Hey I’m gonna be a rock star

My husband made my day earlier this week.

He told me that I’m a brilliant Mum. 


He’s told me this before numerous times but this time was different. Previously when he’s said it I’ve mostly either been in too much of a fog to listen or it’s been in response to some meltdown either I or the baby was having. I have never believed him when he has said it before. Other people have said it, or versions of it, to me too and I’ve never believed them either.

This time was different because it was completely out of the blue and unprovoked by my hysteria. That, and this time I could tell he really meant it – he wasn’t just trying to make me feel better. 

About half an hour earlier I’d been feeding the baby, who was screaming between every sip, and I was trying everything I could think of to calm him down. I concluded his teeth and the heat were making him even more irritable in addition to his normal evening grumpiness. I stripped him down, gave him some bonjella and he reluctantly agreed to finish his bottle with a bit of gentle rocking and singing the Grand Old Duke of York – random selection – he’d already cried through Rock a Bye Baby and Baa Baa Black Sheep (or whatever the PC version is that I’m supposed to use these days) and I’ve no idea why he liked the Grand Old Duke that day – or maybe he’d just had enough of my singing. The point is it worked, he drank and went to sleep.

Song of the hour – the Grand Old Duke of York

I’d then sat there holding him upright wondering if I’d ever get the hang of this and how people manage to forget all of this when they decide to have a second baby.
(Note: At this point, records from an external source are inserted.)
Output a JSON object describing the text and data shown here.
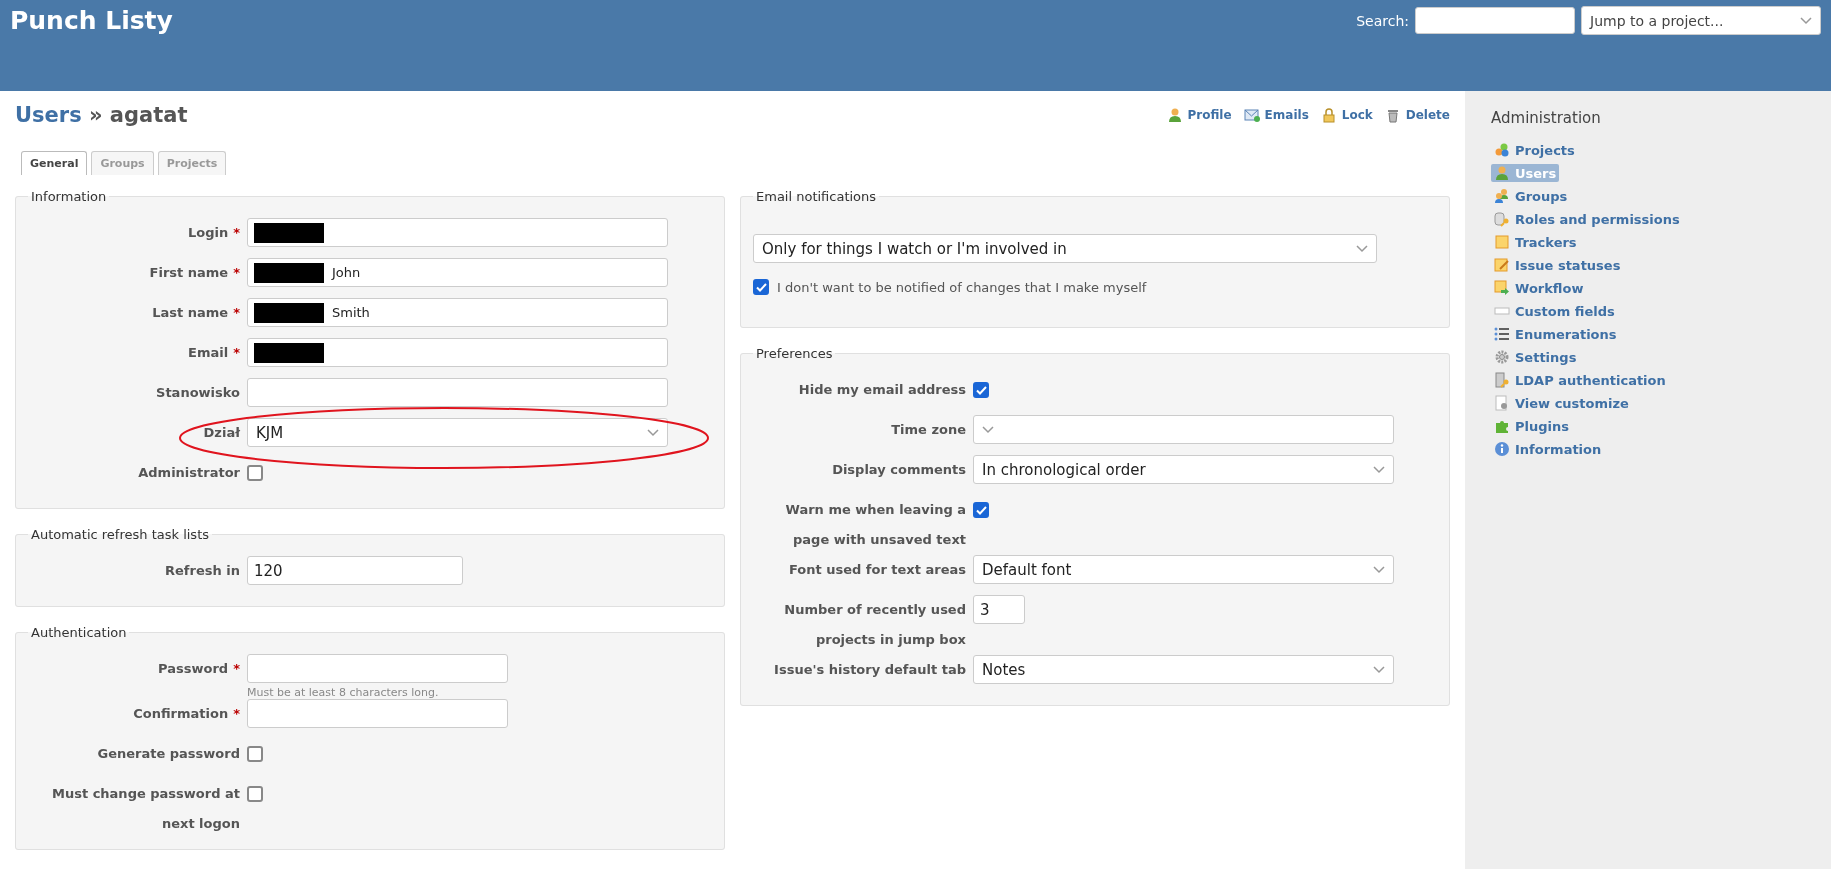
{
  "header": {
    "title": "Punch Listy",
    "search_label": "Search:",
    "jump_placeholder": "Jump to a project..."
  },
  "breadcrumb": {
    "link": "Users",
    "separator": "»",
    "current": "agatat"
  },
  "actions": [
    {
      "label": "Profile",
      "kind": "person"
    },
    {
      "label": "Emails",
      "kind": "envelope"
    },
    {
      "label": "Lock",
      "kind": "lock"
    },
    {
      "label": "Delete",
      "kind": "trash"
    }
  ],
  "tabs": [
    {
      "label": "General",
      "selected": true
    },
    {
      "label": "Groups",
      "selected": false
    },
    {
      "label": "Projects",
      "selected": false
    }
  ],
  "left_sections": [
    {
      "legend": "Information",
      "fields": [
        {
          "kind": "text",
          "label": "Login",
          "required_mark": "*",
          "redacted": true
        },
        {
          "kind": "text",
          "label": "First name",
          "required_mark": "*",
          "redacted": true,
          "value": "John"
        },
        {
          "kind": "text",
          "label": "Last name",
          "required_mark": "*",
          "redacted": true,
          "value": "Smith"
        },
        {
          "kind": "text",
          "label": "Email",
          "required_mark": "*",
          "redacted": true
        },
        {
          "kind": "text",
          "label": "Stanowisko"
        },
        {
          "kind": "select",
          "label": "Dział",
          "value": "KJM",
          "circled": true
        },
        {
          "kind": "checkbox",
          "label": "Administrator",
          "checked": false
        }
      ]
    },
    {
      "legend": "Automatic refresh task lists",
      "fields": [
        {
          "kind": "short_text",
          "label": "Refresh in",
          "value": "120"
        }
      ]
    },
    {
      "legend": "Authentication",
      "fields": [
        {
          "kind": "medium_text",
          "label": "Password",
          "required_mark": "*",
          "hint": "Must be at least 8 characters long."
        },
        {
          "kind": "medium_text",
          "label": "Confirmation",
          "required_mark": "*"
        },
        {
          "kind": "checkbox",
          "label": "Generate password",
          "checked": false
        },
        {
          "kind": "checkbox",
          "label": "Must change password at next logon",
          "checked": false
        }
      ]
    }
  ],
  "right_sections": [
    {
      "legend": "Email notifications",
      "fields": [
        {
          "kind": "wide_select",
          "value": "Only for things I watch or I'm involved in"
        },
        {
          "kind": "inline_checkbox",
          "label": "I don't want to be notified of changes that I make myself",
          "checked": true
        }
      ]
    },
    {
      "legend": "Preferences",
      "fields": [
        {
          "kind": "checkbox",
          "label": "Hide my email address",
          "checked": true
        },
        {
          "kind": "select",
          "label": "Time zone"
        },
        {
          "kind": "select",
          "label": "Display comments",
          "value": "In chronological order"
        },
        {
          "kind": "checkbox",
          "label": "Warn me when leaving a page with unsaved text",
          "checked": true
        },
        {
          "kind": "select",
          "label": "Font used for text areas",
          "value": "Default font"
        },
        {
          "kind": "tiny_text",
          "label": "Number of recently used projects in jump box",
          "value": "3"
        },
        {
          "kind": "select",
          "label": "Issue's history default tab",
          "value": "Notes"
        }
      ]
    }
  ],
  "sidebar": {
    "title": "Administration",
    "items": [
      {
        "label": "Projects",
        "kind": "projects",
        "selected": false
      },
      {
        "label": "Users",
        "kind": "person",
        "selected": true
      },
      {
        "label": "Groups",
        "kind": "groups",
        "selected": false
      },
      {
        "label": "Roles and permissions",
        "kind": "roles",
        "selected": false
      },
      {
        "label": "Trackers",
        "kind": "trackers",
        "selected": false
      },
      {
        "label": "Issue statuses",
        "kind": "statuses",
        "selected": false
      },
      {
        "label": "Workflow",
        "kind": "workflow",
        "selected": false
      },
      {
        "label": "Custom fields",
        "kind": "custom_fields",
        "selected": false
      },
      {
        "label": "Enumerations",
        "kind": "enumerations",
        "selected": false
      },
      {
        "label": "Settings",
        "kind": "settings",
        "selected": false
      },
      {
        "label": "LDAP authentication",
        "kind": "ldap",
        "selected": false
      },
      {
        "label": "View customize",
        "kind": "view_customize",
        "selected": false
      },
      {
        "label": "Plugins",
        "kind": "plugins",
        "selected": false
      },
      {
        "label": "Information",
        "kind": "information",
        "selected": false
      }
    ]
  }
}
So my husband’s praise came just at the right time and for the first time I think I actually allowed myself to believe him a little bit. I decided to look at the previous hour with pride that I succeeded rather than concentrating on the relentless screams. 

It got me thinking generally about how much I’ve been beating myself up about my baby being unhappy and for the first time I looked at it with a new perspective.
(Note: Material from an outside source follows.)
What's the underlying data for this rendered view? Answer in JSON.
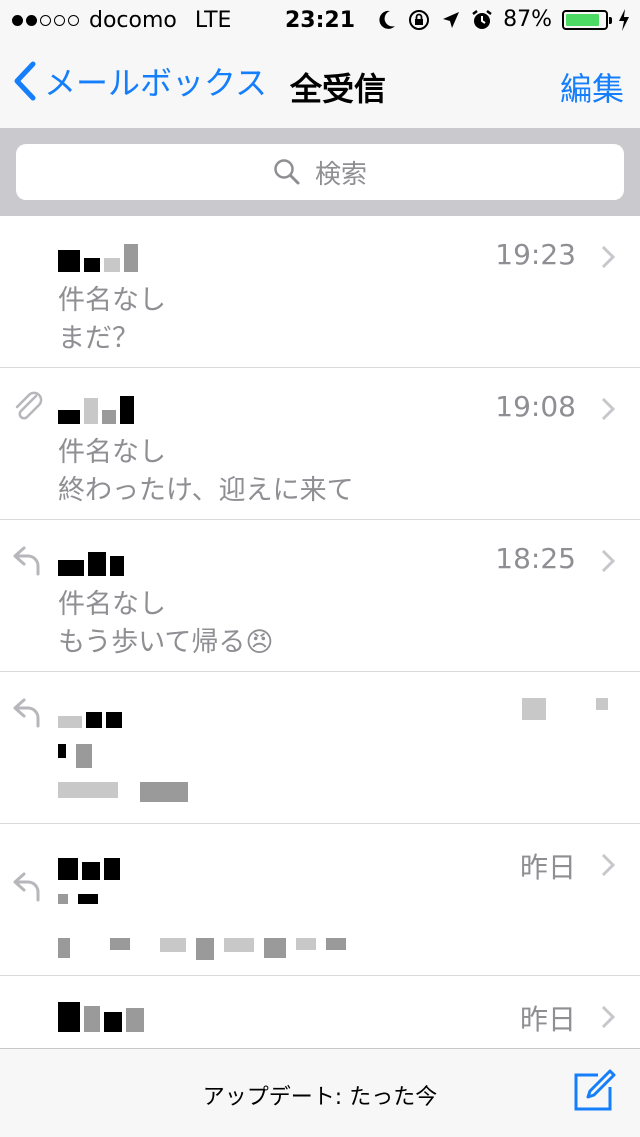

Nobody has fought harder with the doctors who were so dismissive of his reflux than me. And eventually we have some medication that is working. I had to go all Mummy Lion to get it but something tells me it won’t be the last time I do that (I had a tendency to go all Mummy lion before I even had a cub to do it over if we’re being honest).


My son’s bathtime has gone from me wondering if I’ve actually died and gone to hell to one of the highlights of my day. I can’t pinpoint when this happened but it was roughly around the time I started giving a little performance each night (a full on song, dance and rhyming spectacular with a host of animal friends and the baby sat on his own boat – well a lilo of sorts but we call it a boat)! My boy now loves it and you’ve never seen such a happy, smiling baby (who knew my singing was so great).
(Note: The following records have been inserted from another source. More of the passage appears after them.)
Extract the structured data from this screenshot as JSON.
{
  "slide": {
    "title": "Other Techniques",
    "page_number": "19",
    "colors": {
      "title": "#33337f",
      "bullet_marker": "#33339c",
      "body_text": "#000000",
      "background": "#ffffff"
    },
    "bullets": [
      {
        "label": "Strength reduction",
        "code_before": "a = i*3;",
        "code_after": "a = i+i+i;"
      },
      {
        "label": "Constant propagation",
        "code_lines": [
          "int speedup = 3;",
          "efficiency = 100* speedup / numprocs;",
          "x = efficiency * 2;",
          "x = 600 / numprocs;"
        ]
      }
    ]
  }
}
I met up with a group of other Mums this week and for the first time really noticed that their babies cried a lot too. And they were losing their shit too. They’d told me they did before but I’d been too wrapped up in noticing when their babies were quiet and content.

Don’t get me wrong, the very next day after my husband told me this I still had lots of moments of insanity. Yet, somehow I found them a little bit easier to deal with knowing how much faith he has in me (even after living with this crazy woman who wears cabbage, picks her baby’s nose and has a split personality to rival Jekyll and Hyde that I’ve become over the last few months) and having the belief myself, even if just for a few seconds, that maybe I can do this. 


I may not know what the hell I’m doing but maybe I’m not failing completely.


I started drafting this post a few days ago and the addendum to this is that I think I might have, ever so slightly, mellowed a little bit (I mean like a tiny fraction of an iota) just because of this little thing my husband said and an amazing thing happened. The baby mellowed ever so slightly too. I’ve never heard so much baby gurgling and laughter.  I’ll probably lose my shit again later when he begins the evening grump but for now the sun is shining, I’ve just had a flock of old women at the chemist cooing over my beautiful baby who talked to them in baby gurgle and smiled on cue and I feel like a rock star Mum for the first time in 15 long weeks.